A good Git branching strategy is the foundation of safe, collaborative WordPress development. Without a defined workflow, developers push directly to the main branch, deployments become unpredictable, and a last-minute bug introduced minutes before a launch can take down a production site. The most widely adopted model for WordPress projects is a variation of Gitflow: a main (or master) branch that always contains production-ready code, a develop branch for integration of completed features, short-lived feature/* branches for individual tasks, hotfix/* branches for urgent production fixes, and release/* branches to stabilise a version before deploying. With this model, no feature code ever touches main directly — it must go through a pull request, code review, and staging environment first. For smaller teams, a simplified trunk-based development model with feature flags (conditions in code that enable new features only for specific users) can work well and requires less branch management overhead. Pairing this workflow with the Git command reference and the automated backup script gives you a production-ready deployment safety net. The commands below implement the Gitflow model for a WordPress project.

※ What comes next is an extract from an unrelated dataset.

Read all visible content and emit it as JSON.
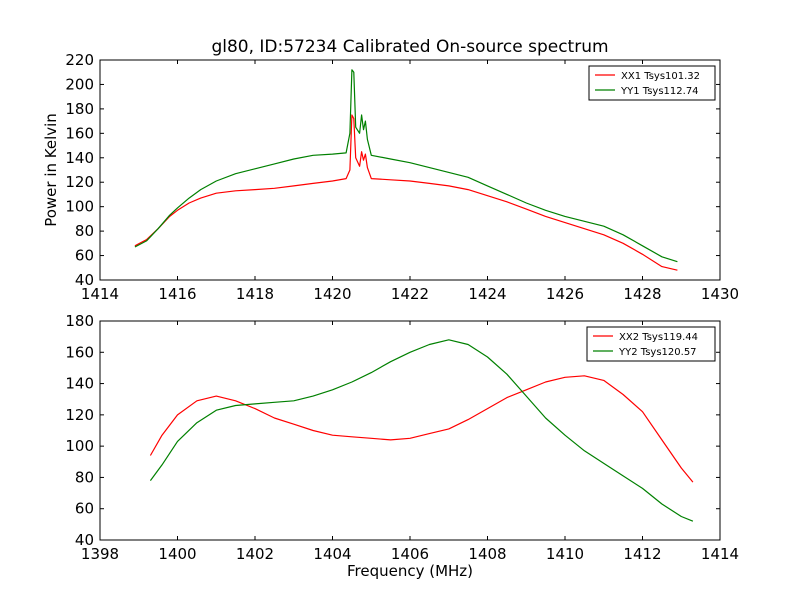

Problem: Your WordPress team lacks a consistent Git workflow, leading to conflicts, accidental deployments, and no clear path for hotfixes without blocking in-progress feature work.

Solution: Use the following Git commands to implement the Gitflow branching model:

# ── Initial setup ─────────────────────────────────────────────────────────────
git checkout -b develop main       # create develop branch from main
git push -u origin develop

# ── Start a new feature ───────────────────────────────────────────────────────
git checkout develop
git pull origin develop
git checkout -b feature/custom-checkout-fields
# ... make changes ...
git add -p                         # stage changes interactively (review each hunk)
git commit -m "feat: add company field to WooCommerce checkout"
git push -u origin feature/custom-checkout-fields
# Open a Pull Request: feature/custom-checkout-fields → develop

# ── Merge completed feature into develop ─────────────────────────────────────
git checkout develop
git merge --no-ff feature/custom-checkout-fields
git branch -d feature/custom-checkout-fields
git push origin develop

# ── Create a release branch ───────────────────────────────────────────────────
git checkout -b release/1.5.0 develop
# bump version number in style.css / plugin header, update changelog
git commit -am "chore: bump version to 1.5.0"
git checkout main
git merge --no-ff release/1.5.0
git tag -a v1.5.0 -m "Release 1.5.0"
git checkout develop
git merge --no-ff release/1.5.0
git branch -d release/1.5.0
git push origin main develop --tags

# ── Hotfix a production bug ───────────────────────────────────────────────────
git checkout -b hotfix/fix-checkout-redirect main
# fix the bug...
git commit -am "fix: correct checkout redirect URL"
git checkout main
git merge --no-ff hotfix/fix-checkout-redirect
git tag -a v1.5.1 -m "Hotfix 1.5.1"
git checkout develop
git merge --no-ff hotfix/fix-checkout-redirect
git branch -d hotfix/fix-checkout-redirect
git push origin main develop --tags

NOTE: Use --no-ff (no fast-forward) when merging feature branches into develop and develop into main. This creates an explicit merge commit that preserves the history of when the feature was integrated, making it much easier to revert a specific feature by reverting its merge commit. Squashing all commits in a feature branch (git merge --squash) into a single commit is also common for a cleaner history, but you lose the granular commit messages for that feature.